La médecine du sport, activité incontournable pour l’encadrement de ces derniers, doit bénéficier d’une attention plus visible, afin d’éviter que le produit de notre formation ne profite qu’à l’étranger. La performance sportive exige un suivi médical spécialisé, pour contribuer à l’optimisation des potentialités fonctionnelles de l’athlète, assurer une bonne prévention des lésions et pathologies susceptibles de toucher les pratiquants, ainsi qu’une prise en charge thérapeutique adaptée.

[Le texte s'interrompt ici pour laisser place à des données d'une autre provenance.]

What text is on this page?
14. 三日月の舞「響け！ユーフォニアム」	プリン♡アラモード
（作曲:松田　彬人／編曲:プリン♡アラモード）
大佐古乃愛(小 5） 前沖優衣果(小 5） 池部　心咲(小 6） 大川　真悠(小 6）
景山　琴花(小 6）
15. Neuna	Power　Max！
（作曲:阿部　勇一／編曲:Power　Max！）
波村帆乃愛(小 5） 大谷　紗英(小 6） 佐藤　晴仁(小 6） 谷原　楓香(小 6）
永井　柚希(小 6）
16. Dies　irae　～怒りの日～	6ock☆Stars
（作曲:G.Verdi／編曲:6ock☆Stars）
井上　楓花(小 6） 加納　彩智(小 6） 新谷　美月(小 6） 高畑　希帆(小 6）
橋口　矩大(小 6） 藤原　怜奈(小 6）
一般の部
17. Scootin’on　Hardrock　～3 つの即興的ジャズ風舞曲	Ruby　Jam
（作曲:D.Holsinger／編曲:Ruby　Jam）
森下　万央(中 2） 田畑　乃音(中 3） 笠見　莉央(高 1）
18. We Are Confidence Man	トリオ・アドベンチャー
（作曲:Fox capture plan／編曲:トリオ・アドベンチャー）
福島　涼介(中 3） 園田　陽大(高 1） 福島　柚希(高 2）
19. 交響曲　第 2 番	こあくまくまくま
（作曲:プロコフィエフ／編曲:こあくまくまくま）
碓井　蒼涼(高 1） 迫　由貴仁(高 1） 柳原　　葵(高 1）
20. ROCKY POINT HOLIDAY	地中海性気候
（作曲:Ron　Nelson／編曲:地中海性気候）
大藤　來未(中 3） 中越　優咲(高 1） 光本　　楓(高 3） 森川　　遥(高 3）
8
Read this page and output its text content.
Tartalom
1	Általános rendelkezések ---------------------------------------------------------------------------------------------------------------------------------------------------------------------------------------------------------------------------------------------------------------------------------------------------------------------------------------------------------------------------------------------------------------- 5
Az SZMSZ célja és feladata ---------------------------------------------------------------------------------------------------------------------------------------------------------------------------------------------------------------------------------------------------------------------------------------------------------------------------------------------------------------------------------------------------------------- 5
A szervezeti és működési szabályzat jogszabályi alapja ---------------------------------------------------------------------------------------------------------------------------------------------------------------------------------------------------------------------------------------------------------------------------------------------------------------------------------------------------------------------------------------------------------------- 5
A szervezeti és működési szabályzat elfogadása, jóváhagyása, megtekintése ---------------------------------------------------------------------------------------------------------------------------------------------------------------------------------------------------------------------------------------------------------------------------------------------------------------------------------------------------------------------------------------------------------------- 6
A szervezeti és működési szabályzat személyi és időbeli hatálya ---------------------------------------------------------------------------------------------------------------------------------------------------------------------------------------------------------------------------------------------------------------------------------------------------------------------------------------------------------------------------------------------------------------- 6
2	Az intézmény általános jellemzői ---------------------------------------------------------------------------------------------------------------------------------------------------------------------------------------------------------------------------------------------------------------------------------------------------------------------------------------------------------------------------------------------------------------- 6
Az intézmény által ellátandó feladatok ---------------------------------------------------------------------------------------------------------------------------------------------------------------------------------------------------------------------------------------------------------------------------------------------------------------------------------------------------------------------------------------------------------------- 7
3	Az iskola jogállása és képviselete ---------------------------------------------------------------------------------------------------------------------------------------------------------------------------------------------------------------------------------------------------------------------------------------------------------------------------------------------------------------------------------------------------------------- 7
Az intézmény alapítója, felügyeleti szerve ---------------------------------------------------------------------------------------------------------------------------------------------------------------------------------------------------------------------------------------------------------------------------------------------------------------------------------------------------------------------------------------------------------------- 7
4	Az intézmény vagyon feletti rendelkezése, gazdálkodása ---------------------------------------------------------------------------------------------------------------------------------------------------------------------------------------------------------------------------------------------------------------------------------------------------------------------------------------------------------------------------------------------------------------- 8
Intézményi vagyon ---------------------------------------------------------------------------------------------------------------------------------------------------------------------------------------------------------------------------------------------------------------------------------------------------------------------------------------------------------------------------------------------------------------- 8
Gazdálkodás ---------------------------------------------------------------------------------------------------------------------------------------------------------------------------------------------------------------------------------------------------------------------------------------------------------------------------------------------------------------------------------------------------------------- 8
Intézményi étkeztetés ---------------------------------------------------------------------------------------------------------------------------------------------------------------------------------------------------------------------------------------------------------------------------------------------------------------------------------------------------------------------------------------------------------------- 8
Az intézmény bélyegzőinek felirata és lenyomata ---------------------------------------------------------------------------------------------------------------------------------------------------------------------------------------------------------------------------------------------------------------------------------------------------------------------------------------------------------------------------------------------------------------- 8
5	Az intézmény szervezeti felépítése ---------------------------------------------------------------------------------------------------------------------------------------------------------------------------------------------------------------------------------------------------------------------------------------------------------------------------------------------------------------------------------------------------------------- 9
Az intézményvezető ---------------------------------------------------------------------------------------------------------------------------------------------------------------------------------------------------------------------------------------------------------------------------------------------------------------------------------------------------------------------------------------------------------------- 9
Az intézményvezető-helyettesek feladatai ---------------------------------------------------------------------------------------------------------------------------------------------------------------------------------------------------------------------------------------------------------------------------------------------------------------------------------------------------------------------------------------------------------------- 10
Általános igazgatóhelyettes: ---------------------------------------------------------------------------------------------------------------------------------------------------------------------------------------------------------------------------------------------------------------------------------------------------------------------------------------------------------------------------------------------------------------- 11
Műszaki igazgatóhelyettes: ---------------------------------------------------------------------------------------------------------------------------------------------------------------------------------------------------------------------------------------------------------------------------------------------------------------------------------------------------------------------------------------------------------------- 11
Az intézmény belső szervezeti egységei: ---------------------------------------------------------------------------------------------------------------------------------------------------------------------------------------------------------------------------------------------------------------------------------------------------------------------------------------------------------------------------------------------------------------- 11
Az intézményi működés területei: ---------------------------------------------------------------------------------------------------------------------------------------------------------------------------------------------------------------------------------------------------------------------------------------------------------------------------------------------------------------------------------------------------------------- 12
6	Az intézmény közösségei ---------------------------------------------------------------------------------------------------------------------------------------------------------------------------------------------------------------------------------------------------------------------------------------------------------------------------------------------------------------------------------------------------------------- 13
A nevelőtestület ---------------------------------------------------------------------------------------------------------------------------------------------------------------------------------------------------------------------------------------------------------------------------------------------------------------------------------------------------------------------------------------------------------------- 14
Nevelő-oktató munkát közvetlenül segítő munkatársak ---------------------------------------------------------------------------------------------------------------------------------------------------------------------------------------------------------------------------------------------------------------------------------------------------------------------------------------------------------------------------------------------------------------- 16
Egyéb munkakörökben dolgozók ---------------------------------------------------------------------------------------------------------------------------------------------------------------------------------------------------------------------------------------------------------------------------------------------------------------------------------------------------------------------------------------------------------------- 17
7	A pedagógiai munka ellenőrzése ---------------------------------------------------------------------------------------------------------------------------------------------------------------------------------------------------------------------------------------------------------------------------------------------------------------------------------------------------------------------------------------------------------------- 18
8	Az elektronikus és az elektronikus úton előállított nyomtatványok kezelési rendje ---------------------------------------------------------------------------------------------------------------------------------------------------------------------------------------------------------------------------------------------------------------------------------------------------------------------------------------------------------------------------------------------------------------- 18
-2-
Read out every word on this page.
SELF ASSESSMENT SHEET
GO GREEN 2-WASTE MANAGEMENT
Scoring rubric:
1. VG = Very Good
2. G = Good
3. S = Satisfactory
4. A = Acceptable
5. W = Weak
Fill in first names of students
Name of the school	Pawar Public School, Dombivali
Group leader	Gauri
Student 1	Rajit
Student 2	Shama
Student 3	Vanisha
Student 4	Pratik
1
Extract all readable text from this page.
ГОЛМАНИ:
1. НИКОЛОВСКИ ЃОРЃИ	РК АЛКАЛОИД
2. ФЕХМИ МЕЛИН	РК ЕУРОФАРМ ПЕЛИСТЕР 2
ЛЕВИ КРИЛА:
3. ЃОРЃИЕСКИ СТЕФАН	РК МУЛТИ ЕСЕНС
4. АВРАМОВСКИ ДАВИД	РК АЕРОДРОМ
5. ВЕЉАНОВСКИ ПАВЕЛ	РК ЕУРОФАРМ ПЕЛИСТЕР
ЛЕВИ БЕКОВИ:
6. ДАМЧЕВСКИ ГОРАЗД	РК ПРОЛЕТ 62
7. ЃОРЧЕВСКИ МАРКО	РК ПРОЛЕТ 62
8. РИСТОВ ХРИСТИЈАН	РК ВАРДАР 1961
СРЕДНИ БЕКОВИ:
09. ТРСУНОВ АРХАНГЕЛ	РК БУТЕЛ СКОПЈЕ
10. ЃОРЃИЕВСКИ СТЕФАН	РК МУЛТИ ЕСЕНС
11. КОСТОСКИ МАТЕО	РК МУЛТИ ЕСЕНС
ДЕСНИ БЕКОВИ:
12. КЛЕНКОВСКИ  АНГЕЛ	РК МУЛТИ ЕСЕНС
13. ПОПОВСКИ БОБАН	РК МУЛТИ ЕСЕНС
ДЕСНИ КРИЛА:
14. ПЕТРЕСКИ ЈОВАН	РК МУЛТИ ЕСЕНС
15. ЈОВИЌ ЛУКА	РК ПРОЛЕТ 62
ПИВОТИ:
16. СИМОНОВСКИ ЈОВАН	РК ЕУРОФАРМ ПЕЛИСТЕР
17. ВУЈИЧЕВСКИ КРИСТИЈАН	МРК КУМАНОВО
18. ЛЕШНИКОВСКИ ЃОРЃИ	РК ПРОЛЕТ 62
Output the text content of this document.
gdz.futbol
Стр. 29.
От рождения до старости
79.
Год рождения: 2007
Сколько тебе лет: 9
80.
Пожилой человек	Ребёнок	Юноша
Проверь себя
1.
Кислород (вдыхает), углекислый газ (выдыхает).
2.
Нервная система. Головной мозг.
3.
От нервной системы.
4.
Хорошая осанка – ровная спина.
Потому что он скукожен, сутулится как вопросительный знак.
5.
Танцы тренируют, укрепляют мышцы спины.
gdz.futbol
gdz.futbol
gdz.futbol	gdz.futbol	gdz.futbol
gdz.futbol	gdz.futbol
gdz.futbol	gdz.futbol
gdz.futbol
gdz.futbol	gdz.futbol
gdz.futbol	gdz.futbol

Les Fédérations sportives nationales, particulièrement pour les disciplines les plus en vue, et les clubs à statut professionnel doivent disposer de staffs médicaux compétents et de structures spécialisées pour le contrôle régulier, les premiers soins de soulagement et de prévention des complications, ainsi que de récupération. 
À défaut d’avoir leurs propres centres de soins et de récupération, les clubs devraient réfléchir à des conventions avec les établissements équipés disponibles. L’athlète est avant tout un être humain, il doit bénéficier de tous les moyens nécessaires à la protection de sa santé et de sa vie. La pratique sportive ne doit pas constituer un danger pour lui. La médecine du sport peut contribuer à exploiter sainement ses potentialités physiques pour une performance optimale à moindre risque. Les responsables du secteur des sports doivent prendre en charge ce volet essentiel de la politique sportive.